Indian Inc. apprehensive about regulatory requirements arising out of Climate Change issues: KPMG report
An overwhelming 83% of the respondents of the recent KPMG report claimed to have a fair understanding of climate change issues. However just under half of these respondents said they have a clear strategy in place to tackle these issues. The recent KPMG report on Climate Change looks to assess the preparedness of India Inc towards this global phenomenon. The study attempts to understand the Indian business leader’s appreciation of the climate change context, its implications for the economy and their businesses, and their readiness to respond to the impending change.
Speaking on the report release Mr Arvind Mahajan, National Industry Director, Energy, Infrastructure and Government of KPMG said “Developing countries like India and China are under increasing international pressure to undertake measures to limit their aggregate emission levels. While the government on its part has recently announced the National Action Plan on Climate Change, the onus is now on private businesses to do their bit”. He added “merely good intentions with regard to environment awareness are not enough, what is needed is a structured and measurable plan. The first step to the process is measuring the current carbon footprint.
Secondly, companies should seek to benefit from opportunities brought by climate change. For instance, the global market for low carbon energy efficient technologies is estimated to be $3 trillion by 2050.
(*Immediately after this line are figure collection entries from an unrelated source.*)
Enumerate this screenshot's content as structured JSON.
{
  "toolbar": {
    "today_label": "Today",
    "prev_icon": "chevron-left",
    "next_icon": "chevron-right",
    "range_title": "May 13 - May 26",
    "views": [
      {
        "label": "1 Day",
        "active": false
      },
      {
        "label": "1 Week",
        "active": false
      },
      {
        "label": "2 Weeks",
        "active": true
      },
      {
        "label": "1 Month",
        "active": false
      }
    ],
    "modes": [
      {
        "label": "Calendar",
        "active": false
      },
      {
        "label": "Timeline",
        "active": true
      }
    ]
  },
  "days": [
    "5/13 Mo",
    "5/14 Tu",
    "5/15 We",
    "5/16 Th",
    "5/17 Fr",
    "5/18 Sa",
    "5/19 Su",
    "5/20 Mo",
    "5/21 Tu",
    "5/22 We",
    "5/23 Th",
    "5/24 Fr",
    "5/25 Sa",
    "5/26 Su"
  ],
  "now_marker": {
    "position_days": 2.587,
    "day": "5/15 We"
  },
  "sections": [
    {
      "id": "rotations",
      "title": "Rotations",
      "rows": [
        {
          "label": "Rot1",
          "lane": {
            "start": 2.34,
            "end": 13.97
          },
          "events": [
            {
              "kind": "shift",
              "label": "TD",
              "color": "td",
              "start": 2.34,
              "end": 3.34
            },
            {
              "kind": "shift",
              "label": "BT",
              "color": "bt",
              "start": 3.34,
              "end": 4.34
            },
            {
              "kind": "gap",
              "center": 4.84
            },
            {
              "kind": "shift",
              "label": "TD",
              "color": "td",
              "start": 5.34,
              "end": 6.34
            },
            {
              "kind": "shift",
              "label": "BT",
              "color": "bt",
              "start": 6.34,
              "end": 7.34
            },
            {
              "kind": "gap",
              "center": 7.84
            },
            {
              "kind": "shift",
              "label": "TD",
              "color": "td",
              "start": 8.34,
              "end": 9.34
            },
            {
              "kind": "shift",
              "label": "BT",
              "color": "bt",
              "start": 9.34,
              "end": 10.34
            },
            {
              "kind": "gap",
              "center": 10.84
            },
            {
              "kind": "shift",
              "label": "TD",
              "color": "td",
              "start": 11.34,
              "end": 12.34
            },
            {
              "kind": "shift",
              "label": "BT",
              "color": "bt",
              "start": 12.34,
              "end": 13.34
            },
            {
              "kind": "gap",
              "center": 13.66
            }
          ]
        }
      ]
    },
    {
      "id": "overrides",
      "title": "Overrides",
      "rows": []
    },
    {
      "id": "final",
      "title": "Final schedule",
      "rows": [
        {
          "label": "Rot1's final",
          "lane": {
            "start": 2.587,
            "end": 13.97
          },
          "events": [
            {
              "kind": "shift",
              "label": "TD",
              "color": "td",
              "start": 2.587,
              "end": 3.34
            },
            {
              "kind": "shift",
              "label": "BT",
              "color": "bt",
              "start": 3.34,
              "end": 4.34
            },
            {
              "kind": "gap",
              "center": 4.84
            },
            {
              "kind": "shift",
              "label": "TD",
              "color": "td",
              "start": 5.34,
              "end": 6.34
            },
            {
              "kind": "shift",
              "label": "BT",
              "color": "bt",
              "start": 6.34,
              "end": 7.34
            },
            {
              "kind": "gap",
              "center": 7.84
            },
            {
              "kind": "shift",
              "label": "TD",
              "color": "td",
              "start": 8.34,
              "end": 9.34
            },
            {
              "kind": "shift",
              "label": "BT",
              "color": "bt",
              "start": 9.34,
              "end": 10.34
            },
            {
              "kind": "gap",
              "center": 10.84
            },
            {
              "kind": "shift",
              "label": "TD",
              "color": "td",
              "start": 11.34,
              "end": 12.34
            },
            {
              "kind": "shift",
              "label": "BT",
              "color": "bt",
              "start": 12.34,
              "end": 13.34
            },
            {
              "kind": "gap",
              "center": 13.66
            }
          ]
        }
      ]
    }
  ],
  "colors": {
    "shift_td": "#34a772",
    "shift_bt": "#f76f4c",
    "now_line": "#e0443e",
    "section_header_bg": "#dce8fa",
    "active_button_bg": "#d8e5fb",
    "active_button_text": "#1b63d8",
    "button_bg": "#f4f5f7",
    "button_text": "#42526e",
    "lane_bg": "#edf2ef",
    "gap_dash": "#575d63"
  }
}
The global awareness on climate change is far greater. Most companies in the developed world have measured and announced their baseline carbon footprint, and also their reduction targets over 5 to 10 year periods. As per the KPMG report the case with Indian businesses is rather dismal. 41% of the respondents in this study indicate having at least some quantified goals for carbon reduction to be achieved by 2010. However, a significant 38% of the respondents have no goals whatsoever. The report also brings to light the lack of appreciation of the tools and capabilities required to contain climate change. The most widespread measure that businesses engage in, or plan to engage in, to tackle climate change is the usage of energy efficient appliances (94%), this is followed educating and training employees on environment friendly practices (77%). A lot fewer businesses are engaged in other primary drivers of emission reductions. Only 29% of firms review and update their global supply chain to achieve energy efficiency and only 25% have discontinued high energy services.
The KPMG study was conducted with a view to finding out how Indian firms are responding to the issues and challenges around climate change. A total of around 70 business leaders at the CEO/CXO level were interviewed for this study. KPMG itself is committed to addressing climate change first and foremost, by acting as a good corporate citizen. The principal ambition of ‘KPMG’s Global Green Initiative’ will be to reduce the member firms combined carbon footprint by 25% by the year 2010 from a 2007 baseline, through emission reduction schemes and the use of renewable energy in its member firms.